Unencrypted Sensitive Data
82% of databases in the public cloud, such as the Amazon Relational Database Service and Amazon RedShift, are not encrypted.
Inbound Internet Connections
31% of those databases accept inbound connection requests from the internet, which is a very poor security practice.
Hazards of Cloud Storage
40% of organizations using cloud storage services had inadvertently exposed one or more such services to the public.
Vulnerable Data in Transit
51% of network traffic in the public cloud still occurs on Port 80, the default web port that receives unencrypted traffic. This makes the network vulnerable to man-in-the-middle attacks.
Lack of Load Balancers and Bastion Hosts
Ideally, only load balancers and bastion hosts should be exposed to the internet, but 9% of workloads that were neither load balancers nor bastion hosts accepted traffic from any IP address on any port.
Outbound Traffic Is Rarely Restricted
93% of resources in the public cloud don’t restrict outbound traffic, but best practices dictate that outbound access be restricted to prevent accidental data loss or exfiltration in case of a breach.
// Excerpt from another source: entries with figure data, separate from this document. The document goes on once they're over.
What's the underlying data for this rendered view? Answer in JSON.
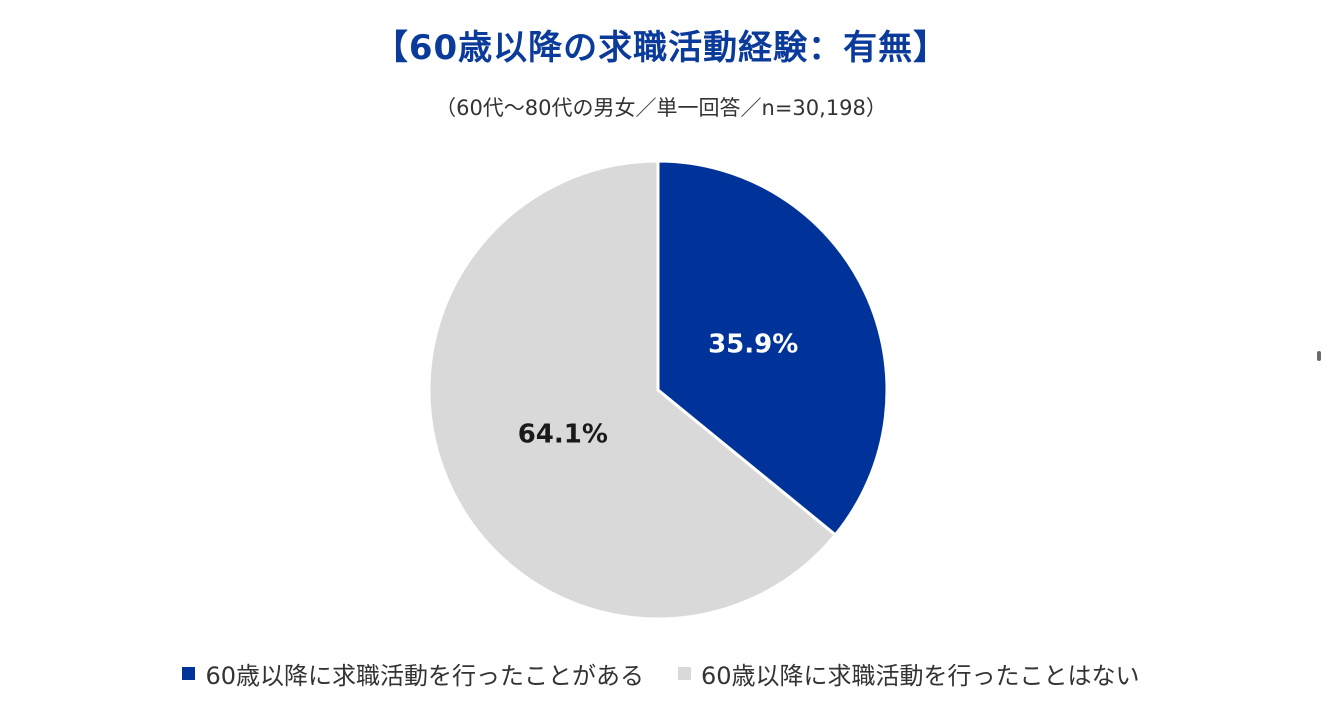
{
  "chart_data": {
    "type": "pie",
    "title": "【60歳以降の求職活動経験：有無】",
    "subtitle": "（60代～80代の男女／単一回答／n=30,198）",
    "slices": [
      {
        "label": "60歳以降に求職活動を行ったことがある",
        "value": 35.9,
        "display": "35.9%",
        "color": "#003399",
        "label_color": "#ffffff"
      },
      {
        "label": "60歳以降に求職活動を行ったことはない",
        "value": 64.1,
        "display": "64.1%",
        "color": "#d9d9d9",
        "label_color": "#1a1a1a"
      }
    ],
    "start_angle": "12 o'clock",
    "direction": "clockwise",
    "legend_position": "bottom"
  }
}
Poor Governance Creates Risk
58% of root accounts do not have multifactor authentication, 63% of access keys have not been rotated in the last 90 days, and 14% of user accounts are dormant, with active credentials but no logins in the prior 90 days.
Kubernetes Dashboards Not Protected
285 Kubernetes dashboards (web-based administration interfaces) deployed on Amazon Web Services, Microsoft Azure and Google Cloud Platform were not password-protected. Also, there were plaintext credentials to other critical infrastructures within the Kubernetes systems.
Failing Compliance Checks, Part I
On average, organizations fail 55% of compliance checks established by the Center for Internet Security. 54% of violations are high-severity, such as security groups that allow inbound Secure Shell (SSH) connections.
Failing Compliance Checks, Part II
37% of respondents had medium severity violations, such as not enabling multifactor authentication for all Identity and Access Management (IAM) users. 9% of violations are in the low severity category, including not logging Amazon S3 bucket access.